A primary key is a logical concept, not a physical one. Some folks confuse this issue when implementing the physical details of this logical concept for the DBMS. One example of the logical/physical confusion emerges when designers add extra columns onto a primary key definition because they are focusing on the DBMS-built index "behind" the primary key. By default, said index is likely to be clustered. Clustering should be done along the most likely access path used to select and filter rows. The confused designers add several columns onto the definition of the primary key because they know that frequent access is optimal when clustered a certain way. While the designer's assumptions about access paths may be entirely true, the designer who makes such choices creates primary keys that are no longer logical primary keys. Not sustaining the primary key as the logical and minimal set of columns results in the DBMS relying on a larger set of columns to identify uniqueness. This incorrect belief occasionally may cause the DBMS to make bad choices in resolving queries because it assumes values are necessary for all of the columns in the defined primary key to uniquely identify any row.

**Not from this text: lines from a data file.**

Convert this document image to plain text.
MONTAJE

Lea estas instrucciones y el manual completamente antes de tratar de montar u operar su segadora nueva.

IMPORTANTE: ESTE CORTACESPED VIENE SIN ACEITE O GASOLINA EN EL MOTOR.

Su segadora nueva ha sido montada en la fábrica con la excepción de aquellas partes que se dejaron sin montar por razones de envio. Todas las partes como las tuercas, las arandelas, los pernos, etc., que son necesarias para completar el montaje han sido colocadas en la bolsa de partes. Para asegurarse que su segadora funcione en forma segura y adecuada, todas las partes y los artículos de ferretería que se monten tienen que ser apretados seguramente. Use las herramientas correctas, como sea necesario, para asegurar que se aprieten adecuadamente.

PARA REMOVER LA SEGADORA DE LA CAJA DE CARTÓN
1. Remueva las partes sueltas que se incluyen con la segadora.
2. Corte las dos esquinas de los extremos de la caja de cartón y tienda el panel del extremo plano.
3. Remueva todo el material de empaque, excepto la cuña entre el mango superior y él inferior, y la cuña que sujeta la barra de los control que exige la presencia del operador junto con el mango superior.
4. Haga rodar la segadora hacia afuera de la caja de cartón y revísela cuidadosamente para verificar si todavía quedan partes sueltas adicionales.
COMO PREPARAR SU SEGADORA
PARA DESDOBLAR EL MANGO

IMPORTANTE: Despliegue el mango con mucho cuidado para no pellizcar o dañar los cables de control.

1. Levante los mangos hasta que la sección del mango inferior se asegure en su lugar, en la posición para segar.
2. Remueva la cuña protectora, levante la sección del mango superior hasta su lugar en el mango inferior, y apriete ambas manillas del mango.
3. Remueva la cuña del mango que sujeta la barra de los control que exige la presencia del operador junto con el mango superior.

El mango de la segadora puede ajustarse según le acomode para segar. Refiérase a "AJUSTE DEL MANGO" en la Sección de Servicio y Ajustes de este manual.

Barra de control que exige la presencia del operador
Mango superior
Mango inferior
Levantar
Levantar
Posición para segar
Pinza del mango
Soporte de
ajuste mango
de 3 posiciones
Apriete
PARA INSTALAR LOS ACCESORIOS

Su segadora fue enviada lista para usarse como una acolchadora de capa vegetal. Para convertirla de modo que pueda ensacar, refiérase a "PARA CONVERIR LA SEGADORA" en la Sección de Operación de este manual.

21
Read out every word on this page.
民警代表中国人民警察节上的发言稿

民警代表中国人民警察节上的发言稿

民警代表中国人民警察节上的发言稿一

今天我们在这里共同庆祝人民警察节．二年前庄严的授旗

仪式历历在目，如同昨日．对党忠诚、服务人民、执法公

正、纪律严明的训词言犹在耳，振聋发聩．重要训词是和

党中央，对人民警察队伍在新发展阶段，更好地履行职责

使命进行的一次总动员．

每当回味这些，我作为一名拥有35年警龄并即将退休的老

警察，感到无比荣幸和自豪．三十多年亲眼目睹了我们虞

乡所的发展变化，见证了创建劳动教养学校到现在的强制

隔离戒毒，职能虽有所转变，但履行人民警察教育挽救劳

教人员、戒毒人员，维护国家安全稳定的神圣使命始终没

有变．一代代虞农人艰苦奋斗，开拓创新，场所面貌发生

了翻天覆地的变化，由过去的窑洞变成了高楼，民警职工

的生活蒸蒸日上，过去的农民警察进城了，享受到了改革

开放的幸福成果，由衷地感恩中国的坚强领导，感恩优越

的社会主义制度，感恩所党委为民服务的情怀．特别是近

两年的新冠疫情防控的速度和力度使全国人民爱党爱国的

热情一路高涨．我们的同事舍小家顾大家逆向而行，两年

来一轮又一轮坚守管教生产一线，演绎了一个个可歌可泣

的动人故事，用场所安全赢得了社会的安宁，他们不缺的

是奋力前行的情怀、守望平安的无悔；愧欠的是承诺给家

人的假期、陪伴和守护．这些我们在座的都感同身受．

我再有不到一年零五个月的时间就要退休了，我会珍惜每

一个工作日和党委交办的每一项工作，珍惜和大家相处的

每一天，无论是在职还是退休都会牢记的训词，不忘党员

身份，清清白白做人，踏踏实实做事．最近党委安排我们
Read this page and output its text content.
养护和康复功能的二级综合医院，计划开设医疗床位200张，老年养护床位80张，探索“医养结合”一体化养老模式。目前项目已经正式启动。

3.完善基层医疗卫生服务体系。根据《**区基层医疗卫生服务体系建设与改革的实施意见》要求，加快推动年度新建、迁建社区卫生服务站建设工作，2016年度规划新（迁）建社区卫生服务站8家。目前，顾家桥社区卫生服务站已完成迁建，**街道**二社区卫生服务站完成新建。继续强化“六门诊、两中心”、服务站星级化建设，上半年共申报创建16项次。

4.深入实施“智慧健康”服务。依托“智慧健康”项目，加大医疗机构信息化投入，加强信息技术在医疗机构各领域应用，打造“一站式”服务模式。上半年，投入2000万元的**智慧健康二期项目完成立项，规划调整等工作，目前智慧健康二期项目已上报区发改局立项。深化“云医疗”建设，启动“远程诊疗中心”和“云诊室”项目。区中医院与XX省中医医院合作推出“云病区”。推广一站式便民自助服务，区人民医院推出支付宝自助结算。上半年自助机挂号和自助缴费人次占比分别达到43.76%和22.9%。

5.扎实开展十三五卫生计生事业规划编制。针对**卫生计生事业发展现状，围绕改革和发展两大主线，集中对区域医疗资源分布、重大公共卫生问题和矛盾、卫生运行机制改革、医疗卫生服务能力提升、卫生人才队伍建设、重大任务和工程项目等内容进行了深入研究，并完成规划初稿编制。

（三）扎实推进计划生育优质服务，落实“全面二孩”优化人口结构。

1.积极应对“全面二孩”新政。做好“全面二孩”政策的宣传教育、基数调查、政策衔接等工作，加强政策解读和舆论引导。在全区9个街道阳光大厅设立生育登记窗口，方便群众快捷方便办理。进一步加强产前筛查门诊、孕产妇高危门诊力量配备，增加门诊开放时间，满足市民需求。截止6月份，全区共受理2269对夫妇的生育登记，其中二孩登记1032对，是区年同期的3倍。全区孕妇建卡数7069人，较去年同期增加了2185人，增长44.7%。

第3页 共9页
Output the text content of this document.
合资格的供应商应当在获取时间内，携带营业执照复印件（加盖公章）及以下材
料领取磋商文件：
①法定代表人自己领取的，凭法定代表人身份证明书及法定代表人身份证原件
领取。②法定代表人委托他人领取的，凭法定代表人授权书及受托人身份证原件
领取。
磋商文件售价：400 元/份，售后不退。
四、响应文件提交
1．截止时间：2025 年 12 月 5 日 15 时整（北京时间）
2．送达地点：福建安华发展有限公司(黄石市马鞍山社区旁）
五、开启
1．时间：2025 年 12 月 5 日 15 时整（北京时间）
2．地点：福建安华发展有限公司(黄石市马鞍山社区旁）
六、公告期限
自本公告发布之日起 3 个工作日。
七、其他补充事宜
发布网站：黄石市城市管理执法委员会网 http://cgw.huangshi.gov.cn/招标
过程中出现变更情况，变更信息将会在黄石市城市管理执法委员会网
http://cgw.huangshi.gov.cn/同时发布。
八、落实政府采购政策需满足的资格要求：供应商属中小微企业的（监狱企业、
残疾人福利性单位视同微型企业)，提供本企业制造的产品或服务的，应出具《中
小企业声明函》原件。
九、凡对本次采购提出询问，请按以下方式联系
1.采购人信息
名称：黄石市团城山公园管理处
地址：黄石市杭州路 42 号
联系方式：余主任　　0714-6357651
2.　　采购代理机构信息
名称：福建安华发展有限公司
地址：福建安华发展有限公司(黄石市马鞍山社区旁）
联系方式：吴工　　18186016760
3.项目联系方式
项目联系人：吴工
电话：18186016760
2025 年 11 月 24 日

The same confused designer likely has the alternative of leaving untouched the initial, logical designation of the primary key. Invoking the proper options during the primary key definition may result in the supporting index not being clustered. A separate clustering index still could be defined, using all proper access path knowledge identified for the table. In this manner, the semantics of the logical primary key remain true in their physical implementation, and access performance is optimized via the other clustered index. Additionally, logical and physical ideas remain separate and distinct, eliminating the confusion caused by an attempt to define a single object serving both purposes. Indexes and keys are different concepts. The flaw in a single-object approach is that one side is misstated when forcing the two thoughts into one database object.